As part of Baker’s Terrace, Lancelot witnessed the departure from his window, for he had not left after all.
Beethoven was barking his short snappy bark the whole time at the unwonted noises and the unfamiliar footsteps; he almost extinguished the canary, though that was clamorous enough.
“Shut up, you noisy little devils!” growled Lancelot. And taking the comic opera he threw it on the dull fire. The thick sheets grew slowly blacker and blacker, as if with rage; while Lancelot thrust the five five-pound notes into an envelope addressed to the popular composer, and scribbled a tiny note:—
“Dear Peter,—If you have
not torn up that cheque I shall be glad of it
by return. Yours,
“P.S.—I send by this
post a Reverie, called Marianne, which is the
best thing I have done, and should be glad if you could induce Brahmson
to look at it.”
A big, sudden blaze, like a jubilant bonfire, shot up in the grate and startled Beethoven into silence.

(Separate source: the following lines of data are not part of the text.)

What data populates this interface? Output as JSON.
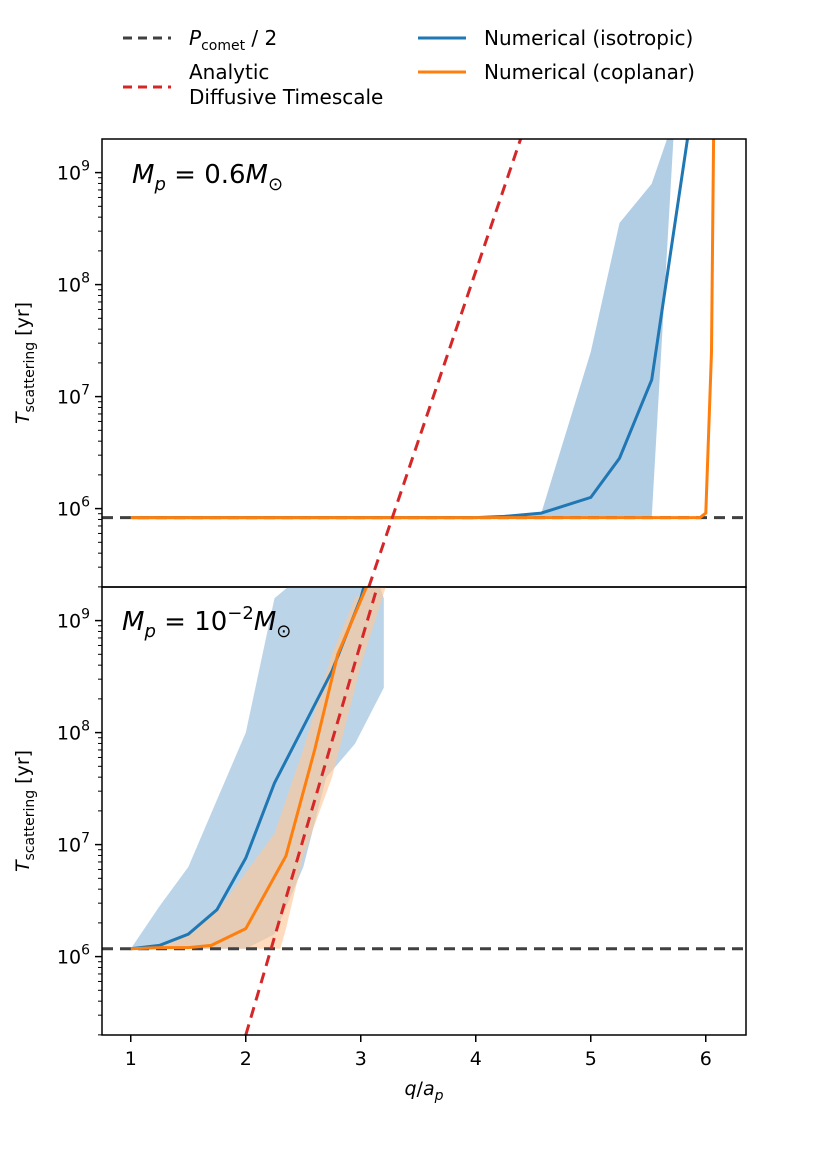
{
  "chart_data": {
    "type": "line",
    "colors": {
      "isotropic": "#1f77b4",
      "isotropic_band": "#aac9e2",
      "coplanar": "#ff7f0e",
      "coplanar_band": "#ffc89a",
      "analytic": "#d62728",
      "period": "#404040"
    },
    "legend": {
      "period": {
        "symbol": "P",
        "subscript": "comet",
        "suffix": " / 2"
      },
      "analytic_line1": "Analytic",
      "analytic_line2": "Diffusive Timescale",
      "isotropic": "Numerical (isotropic)",
      "coplanar": "Numerical (coplanar)"
    },
    "xlabel": {
      "q": "q",
      "slash": "/",
      "a": "a",
      "sub": "p"
    },
    "xlim": [
      0.75,
      6.35
    ],
    "x_ticks": [
      1,
      2,
      3,
      4,
      5,
      6
    ],
    "x_tick_labels": [
      "1",
      "2",
      "3",
      "4",
      "5",
      "6"
    ],
    "ylabel": {
      "main": "T",
      "sub": "scattering",
      "unit": " [yr]"
    },
    "ylim_log10": [
      5.3,
      9.3
    ],
    "y_ticks_log10": [
      6,
      7,
      8,
      9
    ],
    "y_tick_labels": [
      {
        "base": "10",
        "exp": "6"
      },
      {
        "base": "10",
        "exp": "7"
      },
      {
        "base": "10",
        "exp": "8"
      },
      {
        "base": "10",
        "exp": "9"
      }
    ],
    "panels": [
      {
        "annotation": {
          "lhs": "M",
          "lhs_sub": "p",
          "eq": " = 0.6",
          "rhs": "M",
          "rhs_sub": "⊙",
          "exp": ""
        },
        "period_half_log10": 5.92,
        "isotropic": {
          "x": [
            1.0,
            1.25,
            1.5,
            1.75,
            2.0,
            2.25,
            2.5,
            2.75,
            3.0,
            3.25,
            3.5,
            3.75,
            4.0,
            4.25,
            4.57,
            5.0,
            5.25,
            5.53,
            5.87
          ],
          "y_log10": [
            5.92,
            5.92,
            5.92,
            5.92,
            5.92,
            5.92,
            5.92,
            5.92,
            5.92,
            5.92,
            5.92,
            5.92,
            5.92,
            5.93,
            5.96,
            6.1,
            6.45,
            7.15,
            9.5
          ]
        },
        "isotropic_band": {
          "x": [
            1.0,
            4.3,
            4.57,
            5.0,
            5.25,
            5.53,
            5.73,
            5.73,
            5.53,
            5.25,
            5.0,
            4.57,
            4.3,
            1.0
          ],
          "y_log10": [
            5.92,
            5.92,
            5.96,
            7.4,
            8.55,
            8.9,
            9.5,
            9.5,
            5.92,
            5.92,
            5.92,
            5.92,
            5.92,
            5.92
          ]
        },
        "coplanar": {
          "x": [
            1.0,
            5.95,
            6.0,
            6.05,
            6.07
          ],
          "y_log10": [
            5.92,
            5.92,
            5.96,
            7.4,
            9.5
          ]
        },
        "analytic": {
          "x": [
            3.07,
            4.39
          ],
          "y_log10": [
            5.3,
            9.3
          ]
        }
      },
      {
        "annotation": {
          "lhs": "M",
          "lhs_sub": "p",
          "eq": " = 10",
          "rhs": "M",
          "rhs_sub": "⊙",
          "exp": "−2"
        },
        "period_half_log10": 6.07,
        "isotropic": {
          "x": [
            1.0,
            1.25,
            1.5,
            1.75,
            2.0,
            2.25,
            2.5,
            2.75,
            3.0,
            3.08
          ],
          "y_log10": [
            6.07,
            6.1,
            6.2,
            6.42,
            6.88,
            7.55,
            8.05,
            8.55,
            9.2,
            9.5
          ]
        },
        "isotropic_band": {
          "x": [
            1.0,
            1.25,
            1.5,
            1.75,
            2.0,
            2.25,
            2.6,
            3.1,
            3.2,
            3.2,
            2.95,
            2.7,
            2.5,
            2.25,
            2.0,
            1.75,
            1.5,
            1.25,
            1.0
          ],
          "y_log10": [
            6.07,
            6.45,
            6.8,
            7.4,
            8.0,
            9.2,
            9.5,
            9.5,
            9.2,
            8.4,
            7.9,
            7.6,
            6.8,
            6.2,
            6.07,
            6.07,
            6.07,
            6.07,
            6.07
          ]
        },
        "coplanar": {
          "x": [
            1.0,
            1.25,
            1.5,
            1.7,
            2.0,
            2.35,
            2.6,
            2.8,
            3.05,
            3.15
          ],
          "y_log10": [
            6.07,
            6.08,
            6.08,
            6.1,
            6.25,
            6.9,
            7.85,
            8.7,
            9.3,
            9.5
          ]
        },
        "coplanar_band": {
          "x": [
            1.0,
            1.25,
            1.5,
            1.75,
            2.0,
            2.25,
            2.5,
            2.75,
            2.95,
            3.2,
            3.28,
            3.28,
            3.0,
            2.75,
            2.5,
            2.35,
            2.3,
            2.0,
            1.75,
            1.5,
            1.25,
            1.0
          ],
          "y_log10": [
            6.07,
            6.1,
            6.2,
            6.4,
            6.75,
            7.1,
            7.85,
            8.7,
            9.2,
            9.45,
            9.5,
            9.5,
            8.6,
            7.6,
            6.9,
            6.25,
            6.07,
            6.07,
            6.07,
            6.07,
            6.07,
            6.07
          ]
        },
        "analytic": {
          "x": [
            2.0,
            3.2
          ],
          "y_log10": [
            5.3,
            9.5
          ]
        }
      }
    ]
  }
}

But the canary took it for an extra flood of sunshine, and trilled and demi-semi-quavered like mad.
“By Jove!” said Lancelot, starting up, “Mary Ann’s left her canary behind!”
Then the old whimsical look came over his face.
“I must keep it for her,” he murmured. “What a responsibility! I suppose I oughtn’t to let Rosie look after it any more. Let me see, what did Peter say? Canary seed, biscuits ... yes, I must be careful not to give it butter.... Curious I didn’t think of her canary when I sent back all those gloves ... but I doubt if I could have squeezed it in—my boots are only sevens after all—to say nothing of the cage.”